Review of ‘The Peak District Year’, by Paul Sullivan

This review is by Julie Bunting, and was published originally in The Peak Advertiser, the Peak District's local free newspaper, on 24th April 2006, and is reproduced with Julie's kind permission.

THE PEAK DISTRICT YEAR
by Paul Sullivan
Published by Churnet Valley Books
ISBN 1-904546-15-3 (2006)

Author Paul Sullivan of Buxton has really fleshed out the bones of surviving customs and traditions to assemble this 160-page compendium, truthfully described as 'A Derbyshire Almanac: The What's on, Who's Who and Why-on-Earth Guide to Derbyshire and the Peak District'.

A fascinating local pointer to the invention of the safety pin launches one rare tale after another, retold alongside details of annual events as the year progresses. Witty headings and tangental thought-association provide such incredible links as Sunday Mass Murder and church timbers embedded with lead shot; A Pig of a Find and Roman workmanship; Woolly Thinking and law-breaking corpses; Whit's End and the Castleton Garland; and an animal in Pork Condition in Baslow.

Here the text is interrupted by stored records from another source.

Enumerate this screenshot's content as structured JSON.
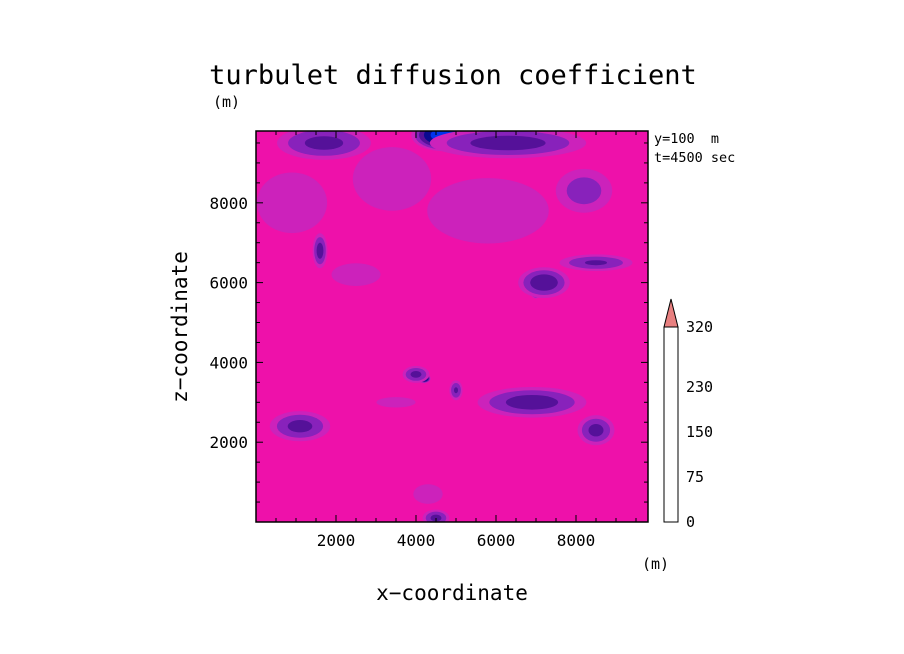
{
  "chart_data": {
    "type": "heatmap",
    "title": "turbulet diffusion coefficient",
    "xlabel": "x−coordinate",
    "ylabel": "z−coordinate",
    "x_unit": "(m)",
    "y_unit": "(m)",
    "annotations": [
      "y=100  m",
      "t=4500 sec"
    ],
    "xlim": [
      0,
      9800
    ],
    "ylim": [
      0,
      9800
    ],
    "x_ticks": [
      2000,
      4000,
      6000,
      8000
    ],
    "y_ticks": [
      2000,
      4000,
      6000,
      8000
    ],
    "x_tick_labels": [
      "2000",
      "4000",
      "6000",
      "8000"
    ],
    "y_tick_labels": [
      "2000",
      "4000",
      "6000",
      "8000"
    ],
    "grid": false,
    "colorbar": {
      "levels": [
        0,
        25,
        50,
        75,
        100,
        125,
        150,
        175,
        200,
        230,
        260,
        290,
        320
      ],
      "tick_values": [
        0,
        75,
        150,
        230,
        320
      ],
      "tick_labels": [
        "0",
        "75",
        "150",
        "230",
        "320"
      ],
      "colors": [
        "#ee11aa",
        "#cc22bb",
        "#8822bb",
        "#551199",
        "#0a0a90",
        "#0033ee",
        "#00ccee",
        "#22dd55",
        "#eeee00",
        "#ffbb00",
        "#ff7700",
        "#ee2200",
        "#cc0000"
      ],
      "extend": "max",
      "extend_color": "#e88080"
    },
    "features": [
      {
        "kind": "blob",
        "x": 2000,
        "z": 9700,
        "rx": 500,
        "rz": 400,
        "peak": 200
      },
      {
        "kind": "blob",
        "x": 4700,
        "z": 9700,
        "rx": 900,
        "rz": 450,
        "peak": 145
      },
      {
        "kind": "blob",
        "x": 1700,
        "z": 9500,
        "rx": 1400,
        "rz": 500,
        "peak": 85
      },
      {
        "kind": "blob",
        "x": 6300,
        "z": 9500,
        "rx": 2300,
        "rz": 450,
        "peak": 90
      },
      {
        "kind": "blob",
        "x": 8200,
        "z": 8300,
        "rx": 400,
        "rz": 320,
        "peak": 115
      },
      {
        "kind": "blob",
        "x": 8200,
        "z": 8300,
        "rx": 900,
        "rz": 700,
        "peak": 65
      },
      {
        "kind": "blob",
        "x": 1600,
        "z": 6800,
        "rx": 220,
        "rz": 520,
        "peak": 88
      },
      {
        "kind": "blob",
        "x": 7000,
        "z": 5900,
        "rx": 200,
        "rz": 320,
        "peak": 195
      },
      {
        "kind": "blob",
        "x": 7200,
        "z": 6000,
        "rx": 750,
        "rz": 450,
        "peak": 95
      },
      {
        "kind": "blob",
        "x": 8500,
        "z": 6500,
        "rx": 1100,
        "rz": 250,
        "peak": 80
      },
      {
        "kind": "blob",
        "x": 7300,
        "z": 3100,
        "rx": 700,
        "rz": 250,
        "peak": 300
      },
      {
        "kind": "blob",
        "x": 7200,
        "z": 3000,
        "rx": 1000,
        "rz": 400,
        "peak": 165
      },
      {
        "kind": "blob",
        "x": 6900,
        "z": 3000,
        "rx": 1600,
        "rz": 450,
        "peak": 90
      },
      {
        "kind": "blob",
        "x": 8500,
        "z": 2400,
        "rx": 250,
        "rz": 280,
        "peak": 175
      },
      {
        "kind": "blob",
        "x": 8500,
        "z": 2300,
        "rx": 550,
        "rz": 450,
        "peak": 85
      },
      {
        "kind": "blob",
        "x": 1000,
        "z": 2400,
        "rx": 450,
        "rz": 300,
        "peak": 160
      },
      {
        "kind": "blob",
        "x": 1100,
        "z": 2400,
        "rx": 900,
        "rz": 450,
        "peak": 85
      },
      {
        "kind": "blob",
        "x": 4200,
        "z": 3600,
        "rx": 180,
        "rz": 130,
        "peak": 150
      },
      {
        "kind": "blob",
        "x": 4000,
        "z": 3700,
        "rx": 400,
        "rz": 250,
        "peak": 85
      },
      {
        "kind": "blob",
        "x": 5000,
        "z": 3300,
        "rx": 200,
        "rz": 300,
        "peak": 80
      },
      {
        "kind": "blob",
        "x": 4500,
        "z": 100,
        "rx": 400,
        "rz": 250,
        "peak": 85
      },
      {
        "kind": "blob",
        "x": 3400,
        "z": 8600,
        "rx": 1600,
        "rz": 1300,
        "peak": 40
      },
      {
        "kind": "blob",
        "x": 900,
        "z": 8000,
        "rx": 1500,
        "rz": 1300,
        "peak": 38
      },
      {
        "kind": "blob",
        "x": 5800,
        "z": 7800,
        "rx": 2600,
        "rz": 1400,
        "peak": 38
      },
      {
        "kind": "blob",
        "x": 2500,
        "z": 6200,
        "rx": 1500,
        "rz": 700,
        "peak": 30
      },
      {
        "kind": "blob",
        "x": 4300,
        "z": 700,
        "rx": 900,
        "rz": 600,
        "peak": 30
      },
      {
        "kind": "blob",
        "x": 3500,
        "z": 3000,
        "rx": 1500,
        "rz": 400,
        "peak": 28
      }
    ]
  }
}
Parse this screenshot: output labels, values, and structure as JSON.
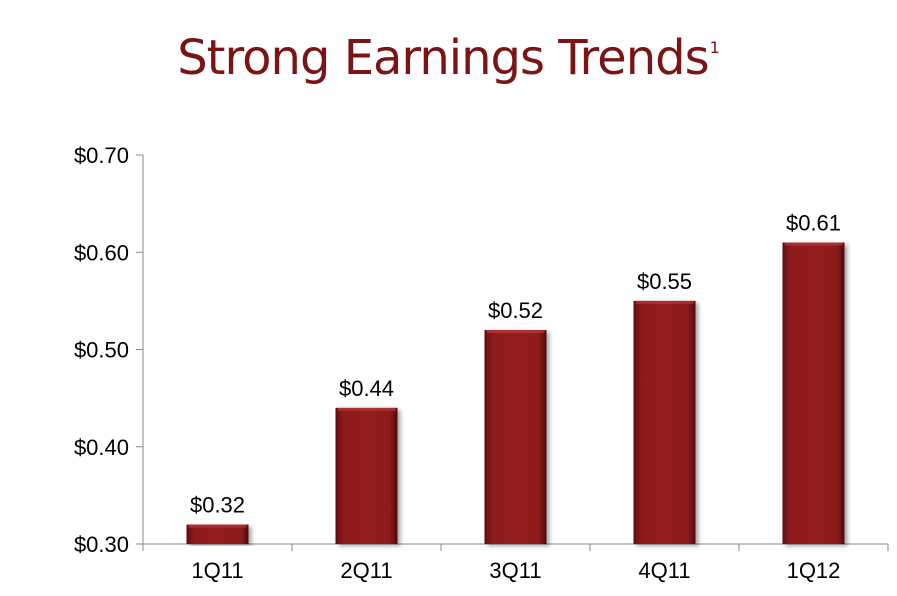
{
  "title": "Strong Earnings Trends",
  "title_superscript": "1",
  "chart_data": {
    "type": "bar",
    "categories": [
      "1Q11",
      "2Q11",
      "3Q11",
      "4Q11",
      "1Q12"
    ],
    "values": [
      0.32,
      0.44,
      0.52,
      0.55,
      0.61
    ],
    "data_labels": [
      "$0.32",
      "$0.44",
      "$0.52",
      "$0.55",
      "$0.61"
    ],
    "ylim": [
      0.3,
      0.7
    ],
    "yticks": [
      0.3,
      0.4,
      0.5,
      0.6,
      0.7
    ],
    "ytick_labels": [
      "$0.30",
      "$0.40",
      "$0.50",
      "$0.60",
      "$0.70"
    ],
    "xlabel": "",
    "ylabel": "",
    "grid": false,
    "legend": "none",
    "bar_color": "#8b1a1c"
  }
}
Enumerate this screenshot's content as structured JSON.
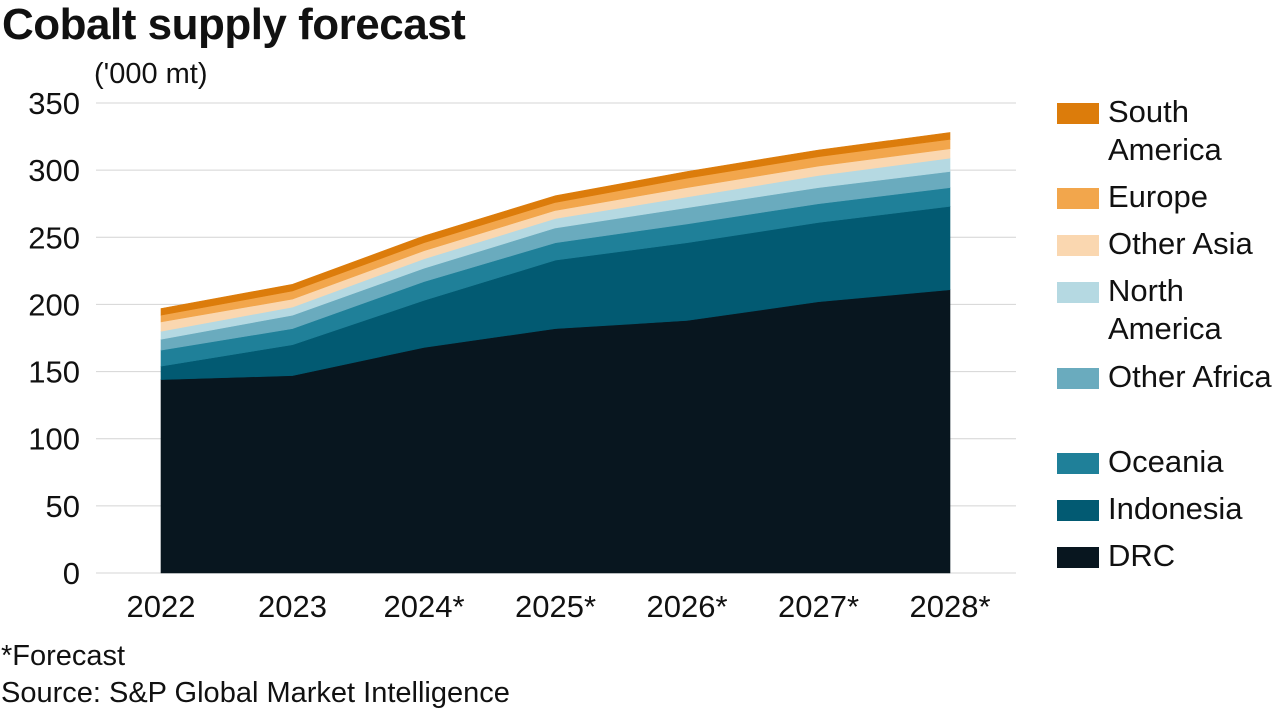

Potentially useful light-hearted advice extends to putting a year on a stick, what a woman should wear when proposing to a man, and the best time to drink from a Peakland 'fertility' well.

It comes as no surprise to read that this book took two years to compile, yet Paul Sullivan declares that it could be written ten times over with entirely different stories and references. Perhaps he means to try, for he extends a brave invitation for readers to 'inundate me with correspondence.'

So in that spirit I hope that he won't mind checking out a couple of points that seem to have been afflicted by a certain unlucky number. Firstly, the title of a gentleman referred to on 13 February and secondly, on 13 August, the name of an historic house plus a mix-up with someone else's garden. Minor niggles in an abundance of carefully produced text but he did ask ...

Illustrated with enviable line drawings and photographs.